"J’ai eu la peur de ma vie". En mars dernier, la fille de Svetlana explique ne pas se sentir bien lorsqu’elle sort de la piscine où elle s’entraîne quotidiennement. "Alyssia avait des fourmis dans le bras droit, qui était comme endormi", raconte la mère de famille. "Au début, j’ai mis ça sur le compte de la natation. Mais au moment de passer à table, ma puce m’a dit que la sensation de son bras commençait à se répandre dans la jambe du même côté ; j’ai donc vraiment commencé à m’inquiéter. Elle s’est ensuite mise à parler comme si elle avait un chamallow dans la bouche", poursuit-elle.

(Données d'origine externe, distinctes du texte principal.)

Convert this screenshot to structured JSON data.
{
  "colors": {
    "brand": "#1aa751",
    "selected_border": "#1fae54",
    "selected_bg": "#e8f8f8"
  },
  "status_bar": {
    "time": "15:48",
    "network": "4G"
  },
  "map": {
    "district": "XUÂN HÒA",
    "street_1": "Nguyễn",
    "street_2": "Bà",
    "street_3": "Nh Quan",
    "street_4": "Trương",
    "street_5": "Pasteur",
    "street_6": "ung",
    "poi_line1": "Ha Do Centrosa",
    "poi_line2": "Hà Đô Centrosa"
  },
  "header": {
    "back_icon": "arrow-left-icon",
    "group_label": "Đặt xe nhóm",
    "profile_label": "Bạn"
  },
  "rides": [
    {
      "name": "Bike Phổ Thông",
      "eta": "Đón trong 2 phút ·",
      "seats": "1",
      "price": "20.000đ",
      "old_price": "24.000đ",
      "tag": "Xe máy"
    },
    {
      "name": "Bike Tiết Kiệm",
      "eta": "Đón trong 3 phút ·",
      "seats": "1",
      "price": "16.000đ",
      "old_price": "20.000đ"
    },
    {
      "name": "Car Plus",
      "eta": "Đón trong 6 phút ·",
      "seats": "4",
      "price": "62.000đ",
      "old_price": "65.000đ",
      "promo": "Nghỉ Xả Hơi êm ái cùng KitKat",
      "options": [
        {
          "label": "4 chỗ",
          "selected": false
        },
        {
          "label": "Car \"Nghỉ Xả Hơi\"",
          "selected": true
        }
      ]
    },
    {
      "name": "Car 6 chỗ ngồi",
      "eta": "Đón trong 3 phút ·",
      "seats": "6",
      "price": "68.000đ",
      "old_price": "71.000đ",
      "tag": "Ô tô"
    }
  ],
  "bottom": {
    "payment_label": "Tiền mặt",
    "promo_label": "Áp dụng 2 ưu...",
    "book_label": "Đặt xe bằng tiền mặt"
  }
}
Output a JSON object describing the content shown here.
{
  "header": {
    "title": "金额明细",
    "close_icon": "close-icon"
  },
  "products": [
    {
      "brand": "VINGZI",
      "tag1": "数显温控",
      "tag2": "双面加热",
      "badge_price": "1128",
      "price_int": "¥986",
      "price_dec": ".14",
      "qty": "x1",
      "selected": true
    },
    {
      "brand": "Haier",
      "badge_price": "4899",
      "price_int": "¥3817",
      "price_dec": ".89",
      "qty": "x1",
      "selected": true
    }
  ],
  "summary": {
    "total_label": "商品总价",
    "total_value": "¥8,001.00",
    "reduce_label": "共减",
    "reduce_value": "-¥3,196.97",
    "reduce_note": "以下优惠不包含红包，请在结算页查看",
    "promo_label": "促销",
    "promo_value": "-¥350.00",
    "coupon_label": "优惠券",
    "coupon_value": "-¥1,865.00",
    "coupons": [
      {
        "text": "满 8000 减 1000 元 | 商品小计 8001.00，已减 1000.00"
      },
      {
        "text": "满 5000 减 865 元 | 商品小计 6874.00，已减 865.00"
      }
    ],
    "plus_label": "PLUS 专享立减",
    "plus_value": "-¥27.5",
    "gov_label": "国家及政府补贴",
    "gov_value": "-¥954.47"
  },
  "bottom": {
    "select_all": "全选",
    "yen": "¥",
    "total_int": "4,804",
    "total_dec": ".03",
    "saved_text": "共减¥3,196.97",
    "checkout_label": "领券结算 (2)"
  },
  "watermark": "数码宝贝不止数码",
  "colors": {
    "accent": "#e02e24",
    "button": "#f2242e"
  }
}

"Là, j’ai pensé qu’Alyssia faisait un AVC et ça n’a fait qu’un tour dans ma tête. J’ai pris son petit frère sous le bras et j’ai foncé aux urgences de Narbonne avec l’aide des ambulanciers", se souvient Svetlana. Une fois sur place, la jeune fille de 12 ans est immédiatement prise en charge par un médecin et passe une IRM qui ne révèle rien d’inquiétant. De ce fait, le diagnostic tombe : elle ne souffre pas d’un AVC mais bien d’une violente migraine avec aura. "Aux urgences, Alyssia n’était plus du tout cohérente dans ses propos. Alors que le médecin lui demandait comment avaient commencé ses sensations, elle lui a par exemple répondu 'bonjour'", se rappelle sa maman. "Ensuite, les premiers symptômes se sont calmés, mais elle s’est mise à avoir très, très mal à la tête. Ils l’ont donc mise sous perfusion pour la soulager et la crise est passée après qu’elle a dormi quatre bonnes heures", se félicite Svetlana.
Migraines chez l’enfant : "Il n’y a encore aucun traitement de fond"
Depuis cet épisode, Svetlana, qui souffre elle aussi de graves migraines depuis quelques années, a emmené sa fille chez son neurologue pour qu’il regarde ses examens. Le praticien a alors prescrit à la collégienne de l’ibuprofène et de l’efferalgan en cas de crise.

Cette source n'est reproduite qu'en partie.